This is the bulk of the speech I delivered yesterday to the prison staff in Victorville, CA for their black history program.
I am not a history teacher and this is not class. This is black history month and the theme is African-Americans and the civil war. I don’t know how to talk about the civil war without some feeling implicated. Without some feeling victimized and others feeling nothing at all. But implication, victimization or boredom is not my intention. I am a very caring, a very humane storyteller here to tell you in a respectfully brief form a story of African-Americans in the civil war.
The war began in 1861 and ended four years later. One of the catalysts of the civil war was the Dred Scott case. Where Dred Scott sued for his freedom. Lost, then lost, then lost again and won. There were many seemingly complications of this case. Seemingly. Just as there were seemingly complications to the civil war. Seemingly.
Some would ask why African-Americans would fight in the civil war. Why would men who were slaves, former slaves, free African-American men, fight in a war in a country that had not allowed him to read, had declared him 3/5ths a man? Frederick Douglass said “Once let the black man get upon his person the brass letters, U.S., let him get an eagle on his button, and a musket on his shoulder and bullets in his pockets, and there is no power on earth which can deny that he has earned right to citizenship in the United States.”
African-Americans were allowed in the war in 1862 however neither white soldiers nor officers believed that African-Americans had the courage to fight and fight well. Their critics were silenced in October 1862 when African-American soldiers repulsed an attack of the Confederates at the battle of Island Mound in Missouri.
By August 1863 14 Negro Regiments were in the field and ready for service.
In July 1863 at Honey Springs, Indian Territory, now Oklahoma, the 1st Kansas Colored fought with courage again. Union troops under General James Blunt ran into a strong Confederate force under General Douglas Cooper. After a two-hour bloody engagement, Cooper's soldiers retreated. The 1st Kansas, which had held the center of the Union line, advanced to within fifty paces of the Confederate line and exchanged fire for some twenty minutes until the Confederates broke and ran. General Blunt wrote after the battle, "I never saw such fighting as was done by the Negro regiment....The question that negroes will fight is settled; besides they make better solders in every respect than any troops I have ever had under my command."
Even before that, in 1862 black soldiers proved themselves as reputable soldiers, but discrimination in pay and other areas remained widespread. According to the Militia Act of 1862, soldiers of African descent were to receive $10.00 a month, plus a clothing allowance of $3.50. Many regiments struggled for equal pay, some refusing any money until June 15, 1864, when Congress granted equal pay for all black soldiers.
Again this is not history class. This is black history month where we celebrate and honor men who had the courage to fight in this war. Some were slaves African-American men who fought for the Confederates. Some of those were slaves who were forced to fight, some were offered their freedom (should they come out alive).

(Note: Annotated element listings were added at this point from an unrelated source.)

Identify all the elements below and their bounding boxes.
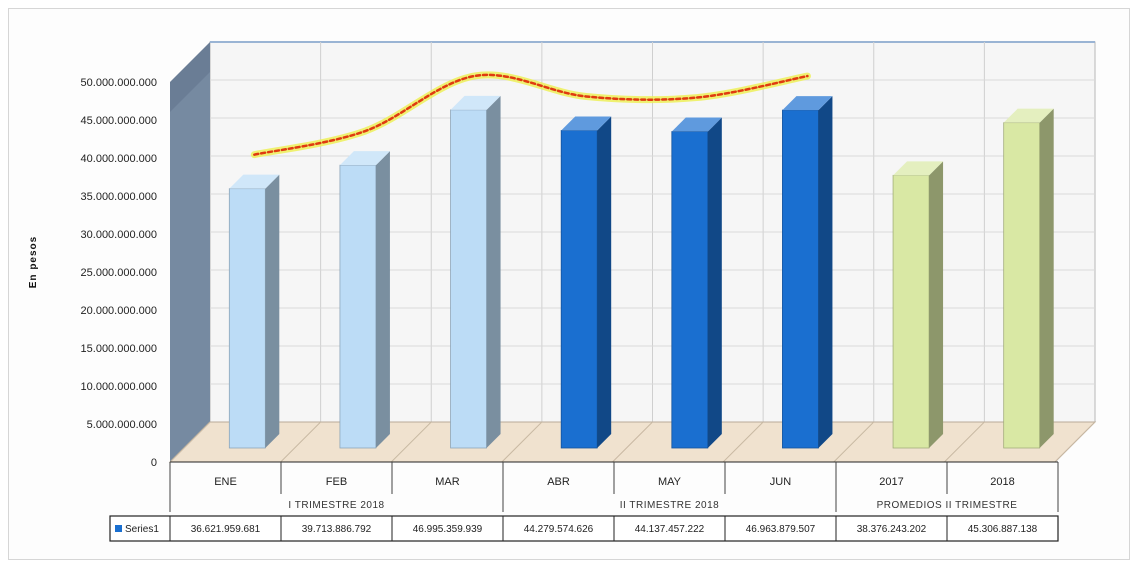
bar-side [265, 174, 280, 449]
floor-divider [612, 421, 653, 463]
bar-front [892, 174, 930, 449]
x-category-label: FEB [326, 476, 347, 488]
bar-front [339, 164, 377, 449]
bar-side [375, 151, 390, 449]
bar-side [1039, 108, 1054, 448]
bar [560, 116, 612, 449]
floor-divider [169, 421, 211, 463]
bar-top [782, 96, 833, 111]
bar [1003, 108, 1054, 449]
bar [892, 161, 944, 449]
data-value-label: 44.279.574.626 [524, 524, 594, 535]
y-tick-label: 15.000.000.000 [81, 343, 157, 355]
y-tick-label: 45.000.000.000 [81, 115, 157, 127]
y-tick-label: 35.000.000.000 [81, 191, 157, 203]
x-category-label: 2017 [879, 476, 903, 488]
bar-side [707, 117, 722, 448]
data-value-label: 36.621.959.681 [191, 524, 261, 535]
bar-front [782, 109, 819, 449]
y-tick-label: 0 [151, 457, 157, 469]
bar [339, 151, 390, 449]
floor-divider [722, 421, 764, 463]
bar-front [450, 109, 487, 449]
bar [228, 174, 280, 449]
data-value-label: 44.137.457.222 [635, 524, 705, 535]
floor-divider [280, 421, 321, 463]
floor-divider [390, 421, 432, 463]
y-tick-label: 50.000.000.000 [81, 77, 157, 89]
floor-divider [501, 421, 543, 463]
floor-divider [833, 421, 875, 463]
bar-side [597, 116, 612, 449]
y-tick-label: 30.000.000.000 [81, 229, 157, 241]
x-group-label: II TRIMESTRE 2018 [620, 500, 719, 511]
bar-top [229, 174, 280, 189]
y-tick-label: 25.000.000.000 [81, 267, 157, 279]
data-value-label: 46.995.359.939 [413, 524, 483, 535]
bar-side [818, 96, 833, 448]
data-table-row [109, 515, 1059, 542]
x-group-label: PROMEDIOS II TRIMESTRE [877, 500, 1018, 511]
x-category-label: MAY [658, 476, 682, 488]
bar-side [486, 95, 501, 448]
x-category-label: 2018 [990, 476, 1014, 488]
data-value-label: 45.306.887.138 [968, 524, 1038, 535]
x-category-label: ENE [214, 476, 237, 488]
bar [671, 117, 722, 449]
bar-front [671, 131, 709, 449]
legend-swatch [115, 525, 122, 532]
side-wall-highlight [170, 72, 210, 462]
y-tick-label: 10.000.000.000 [81, 381, 157, 393]
bar-front [1003, 122, 1041, 449]
bar-top [339, 151, 390, 166]
bar-top [893, 161, 944, 176]
bar-top [450, 95, 501, 110]
y-axis-label: En pesos [28, 236, 39, 288]
bar-top [1003, 108, 1054, 123]
data-value-label: 39.713.886.792 [302, 524, 372, 535]
legend-label: Series1 [125, 524, 159, 535]
data-value-label: 46.963.879.507 [746, 524, 816, 535]
bar-top [671, 117, 722, 132]
bar-front [228, 188, 266, 449]
bar-top [561, 116, 612, 131]
y-tick-label: 5.000.000.000 [87, 419, 157, 431]
x-category-label: ABR [547, 476, 570, 488]
trend-line [253, 73, 809, 156]
floor-divider [944, 421, 985, 463]
data-value-label: 38.376.243.202 [857, 524, 927, 535]
bar-front [560, 130, 598, 449]
bar-side [929, 161, 944, 448]
floor-divider [1054, 421, 1096, 463]
y-tick-label: 20.000.000.000 [81, 305, 157, 317]
bar [450, 95, 501, 449]
y-tick-label: 40.000.000.000 [81, 153, 157, 165]
bar [782, 96, 833, 449]
x-category-label: JUN [770, 476, 791, 488]
x-category-label: MAR [435, 476, 460, 488]
x-group-label: I TRIMESTRE 2018 [288, 500, 384, 511]
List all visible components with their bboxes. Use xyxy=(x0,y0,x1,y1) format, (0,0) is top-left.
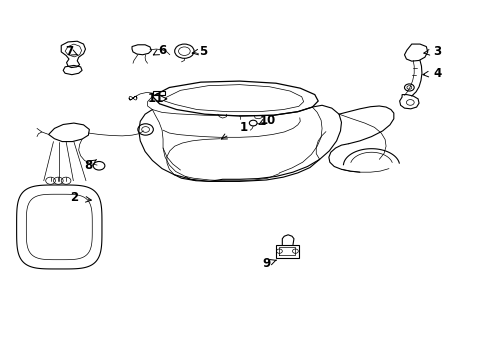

Almost 200,000 African-American men fought for the Union Army and still others for the Union Navy. African American soldiers participated in every major campaign of 1864-1865 except Sherman's invasion of Georgia.
I would be here all day giving you the details of the civil war and the contributions of African-Americans. The point that I am trying to briefly make, briefly remind, is that we were there. Our blood was spilled. This is a month where we honor those men. The mothers, wives, children of those men who never came home. And those men who did.
When I was a little girl my uncle used to tell me that the truth is something you have to search for. Perhaps. And sometimes even in your searching you will never see it in black and white print. Sometimes, and my uncle did not say this, I say, that the truth is sometimes something you have to sit with and imagine. Because I may never read in print the actual conversation between an African-American man, a former slave who had experienced all of the brutality of slavery and his wife the eve of the day he was to go into battle. I won’t know what went through his head knowing that it was most likely that he would never return.
I won’t know what it was for a slave to be handed a weapon and forced to fight as a Confederate. In all of my searching, I will never know that. But I can imagine.
And so what I do with all that I imagine is to help my son imagine too. And not just the battles that were won and lost. Not body counts and weapons used. But imagine the courage, the integrity, the dedication. These were our American heroes. And not just ours, as African-American citizens today, but yours too.